En 2000 un amigo y yo escribimos el artículo «El Ku-Klux-Klan mexicano. Is Mexico Blond?» A pesar de que las críticas se veían venir, istmo lo publicó sin ningún reparo. Cito algunos párrafos que, tristemente, vienen a cuento en estos tiempos de crispación:
Estamos en la oficina; uno de nosotros abre un sobre. Oferta de trabajo: «Se requiere buena presentación». Sincronizados por la malicia exclamamos: «o sea, ser guërito y guapo». Los mexicanos somos hipócritas: En nuestro país, racismo y clasismo se funden.
En 1992 se publicó el artículo «Is Mexico Blond?» A juzgar por la TV y las revistas, México es escandinavo. Nuestro ideal de belleza es europeo. Lástima: el 80% de los mexicanos somos mestizos y un 10% indígena… Los «petacones», morenos, chatos y chaparros sólo tienen oportunidades televisivas como sirvientas, mozos, ladrones, si acaso, damas de compañía de la niña rica. […] El racismo mexicano es clasista.

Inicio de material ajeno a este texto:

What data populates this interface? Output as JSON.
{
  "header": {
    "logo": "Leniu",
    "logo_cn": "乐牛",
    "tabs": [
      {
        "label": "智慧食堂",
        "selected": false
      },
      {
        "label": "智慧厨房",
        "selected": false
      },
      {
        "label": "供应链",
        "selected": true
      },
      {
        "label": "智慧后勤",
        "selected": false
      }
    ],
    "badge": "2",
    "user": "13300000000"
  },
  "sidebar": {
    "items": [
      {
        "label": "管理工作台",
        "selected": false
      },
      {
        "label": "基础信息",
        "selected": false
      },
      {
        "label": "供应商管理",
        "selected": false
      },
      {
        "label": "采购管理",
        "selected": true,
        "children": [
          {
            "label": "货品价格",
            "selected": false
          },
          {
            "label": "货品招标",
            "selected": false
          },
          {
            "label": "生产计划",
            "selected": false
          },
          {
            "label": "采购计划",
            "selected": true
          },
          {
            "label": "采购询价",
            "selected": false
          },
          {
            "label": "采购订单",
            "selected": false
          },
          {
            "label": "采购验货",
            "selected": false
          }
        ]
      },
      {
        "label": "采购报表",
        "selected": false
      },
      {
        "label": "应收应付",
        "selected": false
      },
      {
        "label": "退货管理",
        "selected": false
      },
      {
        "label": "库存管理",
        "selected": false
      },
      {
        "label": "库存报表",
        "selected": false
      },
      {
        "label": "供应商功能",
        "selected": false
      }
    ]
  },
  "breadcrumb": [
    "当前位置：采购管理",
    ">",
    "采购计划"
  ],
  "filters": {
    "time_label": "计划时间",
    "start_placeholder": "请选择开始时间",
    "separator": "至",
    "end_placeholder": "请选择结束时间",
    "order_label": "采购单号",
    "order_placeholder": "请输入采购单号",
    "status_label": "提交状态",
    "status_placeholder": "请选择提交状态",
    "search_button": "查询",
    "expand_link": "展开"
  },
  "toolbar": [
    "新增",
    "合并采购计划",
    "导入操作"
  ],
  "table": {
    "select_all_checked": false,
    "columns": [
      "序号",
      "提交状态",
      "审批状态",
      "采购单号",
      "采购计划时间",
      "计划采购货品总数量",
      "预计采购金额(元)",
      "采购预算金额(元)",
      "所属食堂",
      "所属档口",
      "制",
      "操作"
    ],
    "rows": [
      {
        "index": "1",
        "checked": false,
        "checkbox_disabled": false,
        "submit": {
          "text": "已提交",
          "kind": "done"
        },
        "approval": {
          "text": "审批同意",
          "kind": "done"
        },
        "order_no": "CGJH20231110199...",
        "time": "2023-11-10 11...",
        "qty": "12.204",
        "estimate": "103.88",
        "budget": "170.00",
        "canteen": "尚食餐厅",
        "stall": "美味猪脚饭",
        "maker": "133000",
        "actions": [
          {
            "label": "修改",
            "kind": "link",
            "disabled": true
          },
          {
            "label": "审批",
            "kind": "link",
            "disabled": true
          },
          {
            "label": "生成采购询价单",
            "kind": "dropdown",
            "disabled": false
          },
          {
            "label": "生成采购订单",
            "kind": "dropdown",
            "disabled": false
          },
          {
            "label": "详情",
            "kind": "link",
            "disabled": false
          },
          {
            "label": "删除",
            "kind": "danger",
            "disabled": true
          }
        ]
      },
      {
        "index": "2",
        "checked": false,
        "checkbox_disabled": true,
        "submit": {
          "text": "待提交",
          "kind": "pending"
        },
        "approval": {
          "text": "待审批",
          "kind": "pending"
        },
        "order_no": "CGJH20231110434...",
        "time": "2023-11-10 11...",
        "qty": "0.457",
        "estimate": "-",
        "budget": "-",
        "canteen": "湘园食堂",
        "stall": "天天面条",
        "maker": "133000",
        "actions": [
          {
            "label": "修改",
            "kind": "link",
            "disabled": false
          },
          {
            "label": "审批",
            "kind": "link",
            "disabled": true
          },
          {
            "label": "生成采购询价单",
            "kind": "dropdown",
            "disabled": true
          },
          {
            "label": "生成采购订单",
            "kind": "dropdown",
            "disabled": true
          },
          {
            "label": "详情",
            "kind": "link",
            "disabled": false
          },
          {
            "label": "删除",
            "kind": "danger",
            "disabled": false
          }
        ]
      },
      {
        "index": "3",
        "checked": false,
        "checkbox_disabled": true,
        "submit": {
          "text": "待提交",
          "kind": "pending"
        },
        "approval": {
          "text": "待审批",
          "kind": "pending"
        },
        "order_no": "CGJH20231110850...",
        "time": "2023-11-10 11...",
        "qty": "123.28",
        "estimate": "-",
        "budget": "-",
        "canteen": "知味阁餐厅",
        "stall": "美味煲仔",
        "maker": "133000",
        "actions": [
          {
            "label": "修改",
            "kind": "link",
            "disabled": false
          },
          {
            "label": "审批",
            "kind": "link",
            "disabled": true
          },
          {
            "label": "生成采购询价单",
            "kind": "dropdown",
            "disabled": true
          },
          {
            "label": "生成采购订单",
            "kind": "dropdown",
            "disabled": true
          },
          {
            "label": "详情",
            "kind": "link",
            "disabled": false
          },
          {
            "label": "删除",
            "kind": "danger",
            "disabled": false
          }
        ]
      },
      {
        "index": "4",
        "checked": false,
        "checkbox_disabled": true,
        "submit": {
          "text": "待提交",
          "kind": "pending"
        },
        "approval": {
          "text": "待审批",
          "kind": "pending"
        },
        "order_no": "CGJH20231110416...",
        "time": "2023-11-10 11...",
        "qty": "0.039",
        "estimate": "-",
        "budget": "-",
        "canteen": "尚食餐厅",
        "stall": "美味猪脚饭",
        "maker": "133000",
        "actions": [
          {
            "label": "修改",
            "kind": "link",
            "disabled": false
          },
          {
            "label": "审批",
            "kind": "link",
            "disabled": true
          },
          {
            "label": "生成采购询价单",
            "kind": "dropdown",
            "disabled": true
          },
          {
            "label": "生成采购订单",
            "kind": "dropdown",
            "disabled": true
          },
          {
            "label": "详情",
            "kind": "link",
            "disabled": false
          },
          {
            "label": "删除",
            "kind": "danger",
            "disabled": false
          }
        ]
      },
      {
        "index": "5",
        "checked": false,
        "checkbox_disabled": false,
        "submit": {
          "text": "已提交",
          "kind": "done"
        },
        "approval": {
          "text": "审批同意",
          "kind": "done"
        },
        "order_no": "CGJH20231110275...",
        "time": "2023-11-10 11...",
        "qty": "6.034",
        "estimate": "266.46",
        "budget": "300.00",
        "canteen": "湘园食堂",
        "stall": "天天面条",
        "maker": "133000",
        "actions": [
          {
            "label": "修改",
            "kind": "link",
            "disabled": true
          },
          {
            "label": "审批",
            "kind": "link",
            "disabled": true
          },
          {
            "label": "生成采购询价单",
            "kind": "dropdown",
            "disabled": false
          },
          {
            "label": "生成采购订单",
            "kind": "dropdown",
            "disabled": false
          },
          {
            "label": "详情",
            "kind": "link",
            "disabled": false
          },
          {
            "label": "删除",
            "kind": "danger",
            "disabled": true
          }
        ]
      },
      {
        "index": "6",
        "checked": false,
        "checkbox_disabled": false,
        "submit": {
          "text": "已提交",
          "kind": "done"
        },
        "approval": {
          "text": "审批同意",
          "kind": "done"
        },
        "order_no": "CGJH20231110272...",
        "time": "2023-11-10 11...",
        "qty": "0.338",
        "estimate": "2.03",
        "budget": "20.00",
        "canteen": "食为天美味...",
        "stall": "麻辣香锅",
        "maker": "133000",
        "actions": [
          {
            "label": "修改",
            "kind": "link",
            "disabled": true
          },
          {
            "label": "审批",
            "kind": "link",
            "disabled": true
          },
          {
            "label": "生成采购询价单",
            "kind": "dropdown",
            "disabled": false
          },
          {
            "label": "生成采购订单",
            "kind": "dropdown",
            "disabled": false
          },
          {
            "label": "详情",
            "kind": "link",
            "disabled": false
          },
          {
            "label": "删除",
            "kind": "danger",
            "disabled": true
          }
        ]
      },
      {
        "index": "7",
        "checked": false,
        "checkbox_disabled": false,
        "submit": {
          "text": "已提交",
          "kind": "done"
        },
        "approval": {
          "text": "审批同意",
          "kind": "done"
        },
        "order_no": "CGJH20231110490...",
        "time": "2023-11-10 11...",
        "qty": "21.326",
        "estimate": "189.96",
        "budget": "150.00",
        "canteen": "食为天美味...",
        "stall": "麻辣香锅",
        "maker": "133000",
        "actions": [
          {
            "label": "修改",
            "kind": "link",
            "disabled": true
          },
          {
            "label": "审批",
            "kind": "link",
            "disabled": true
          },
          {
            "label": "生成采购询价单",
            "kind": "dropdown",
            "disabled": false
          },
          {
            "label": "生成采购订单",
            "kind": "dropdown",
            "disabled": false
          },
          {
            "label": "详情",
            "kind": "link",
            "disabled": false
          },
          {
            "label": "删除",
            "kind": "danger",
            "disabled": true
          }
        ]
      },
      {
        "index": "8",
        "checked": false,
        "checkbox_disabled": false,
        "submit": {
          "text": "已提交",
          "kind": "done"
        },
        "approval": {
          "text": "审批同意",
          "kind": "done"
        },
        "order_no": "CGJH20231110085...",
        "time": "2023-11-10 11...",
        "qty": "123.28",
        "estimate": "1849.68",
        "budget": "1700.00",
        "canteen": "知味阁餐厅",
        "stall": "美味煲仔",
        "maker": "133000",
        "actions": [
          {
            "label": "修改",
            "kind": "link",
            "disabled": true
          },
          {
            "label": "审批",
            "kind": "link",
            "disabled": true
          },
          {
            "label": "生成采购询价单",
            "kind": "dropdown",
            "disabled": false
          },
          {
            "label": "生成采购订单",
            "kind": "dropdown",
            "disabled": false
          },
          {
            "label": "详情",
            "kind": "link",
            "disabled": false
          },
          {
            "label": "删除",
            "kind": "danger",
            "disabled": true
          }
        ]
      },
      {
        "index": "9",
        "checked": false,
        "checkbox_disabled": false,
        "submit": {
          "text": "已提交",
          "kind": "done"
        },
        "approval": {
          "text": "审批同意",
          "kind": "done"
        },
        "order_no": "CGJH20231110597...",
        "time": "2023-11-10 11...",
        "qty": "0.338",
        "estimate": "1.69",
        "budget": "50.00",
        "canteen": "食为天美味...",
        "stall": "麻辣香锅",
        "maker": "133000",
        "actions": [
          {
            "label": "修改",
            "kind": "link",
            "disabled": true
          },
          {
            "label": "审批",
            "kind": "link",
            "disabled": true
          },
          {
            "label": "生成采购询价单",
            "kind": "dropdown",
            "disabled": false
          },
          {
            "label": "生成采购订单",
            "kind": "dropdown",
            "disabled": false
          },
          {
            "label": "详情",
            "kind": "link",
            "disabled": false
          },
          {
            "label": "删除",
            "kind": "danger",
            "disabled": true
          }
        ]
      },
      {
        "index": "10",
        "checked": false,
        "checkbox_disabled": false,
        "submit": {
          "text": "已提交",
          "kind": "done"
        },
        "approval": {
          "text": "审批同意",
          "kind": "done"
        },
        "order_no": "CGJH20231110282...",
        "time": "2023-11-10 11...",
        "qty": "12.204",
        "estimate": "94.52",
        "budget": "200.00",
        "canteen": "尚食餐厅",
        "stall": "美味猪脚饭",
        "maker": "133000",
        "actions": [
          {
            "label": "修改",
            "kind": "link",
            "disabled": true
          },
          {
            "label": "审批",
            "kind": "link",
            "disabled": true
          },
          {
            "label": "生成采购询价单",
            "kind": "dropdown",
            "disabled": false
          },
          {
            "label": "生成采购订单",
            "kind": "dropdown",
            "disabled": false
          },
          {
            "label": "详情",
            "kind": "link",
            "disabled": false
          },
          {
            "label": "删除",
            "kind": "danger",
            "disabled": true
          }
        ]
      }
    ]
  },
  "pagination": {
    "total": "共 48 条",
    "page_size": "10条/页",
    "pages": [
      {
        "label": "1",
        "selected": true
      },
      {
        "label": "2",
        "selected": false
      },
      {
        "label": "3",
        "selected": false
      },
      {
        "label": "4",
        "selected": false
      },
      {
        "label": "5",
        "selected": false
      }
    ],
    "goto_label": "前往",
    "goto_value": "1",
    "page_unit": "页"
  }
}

Ser moreno equivale a ser clasemediero. Durante mucho tiempo el único camino para subir en la escala social era el ejercicio político. Valgan los ejemplos de don Benito, don Porfirio, y Díaz Ordaz.
El asunto, por supuesto, admite muchos matices. Traigo a cuento ese texto, porque los recientes acontecimientos políticos han hecho las veces de catalizador del resentimiento social que priva en buena parte del país. No pretendo hablar de política coyuntural; no es este el lugar, sino hacer un llamado al examen de conciencia de quienes gozamos de una posición socioeconómica más desahogada.
No quiero ser profeta de calamidades, pero me temo que detrás de las expresiones de masas que hemos visto hay algo más profundo que la mera lucha de partidos. Existe un malestar social, real, palpable, tangible. Un malestar en el que las injusticias económicas se dan la mano con el clasismo más agrio y con un racismo, siempre subrepticio. La izquierda parece haberse apropiado de la bandera de la lucha contra estas necedades. No juzgo la rectitud de las personas de izquierda –insisto, no es mi papel en este espacio– lo que digo es que por lo visto, el cristianismo ha cedido a otros su papel protagónico en la lucha contra las diversas formas de injusticia. Ni de lejos me agradaría un partido demócrata cristiano, desconfío de la política confesional (aunque a Alemania no le fue nada mal con Adenauer), lo que echo en falta es la ausencia de sensibilidad en ciertos sectores de la población a los que, por calificarlos de algún modo, podríamos catalogar como «derecha». Los cristianos no se han distinguido por la firmeza de sus convicciones en cuestiones sociales.
En otras palabras, parecería que las propuestas sociales del cristianismo –caduca ya la teología de la liberación- se fusionan con el neoliberalismo. Podemos acusar a la izquierda de manipular las ideas, de meter en el cajón a doctrinas tan distintas como las del cristianismo y las del liberalismo económico. Pero si en el imaginario popular «derecha», «neoliberalismo» y «cristianismo» se entremezclan es, en buena medida, porque quienes teníamos que dar la batalla no lo hemos hecho cabalmente.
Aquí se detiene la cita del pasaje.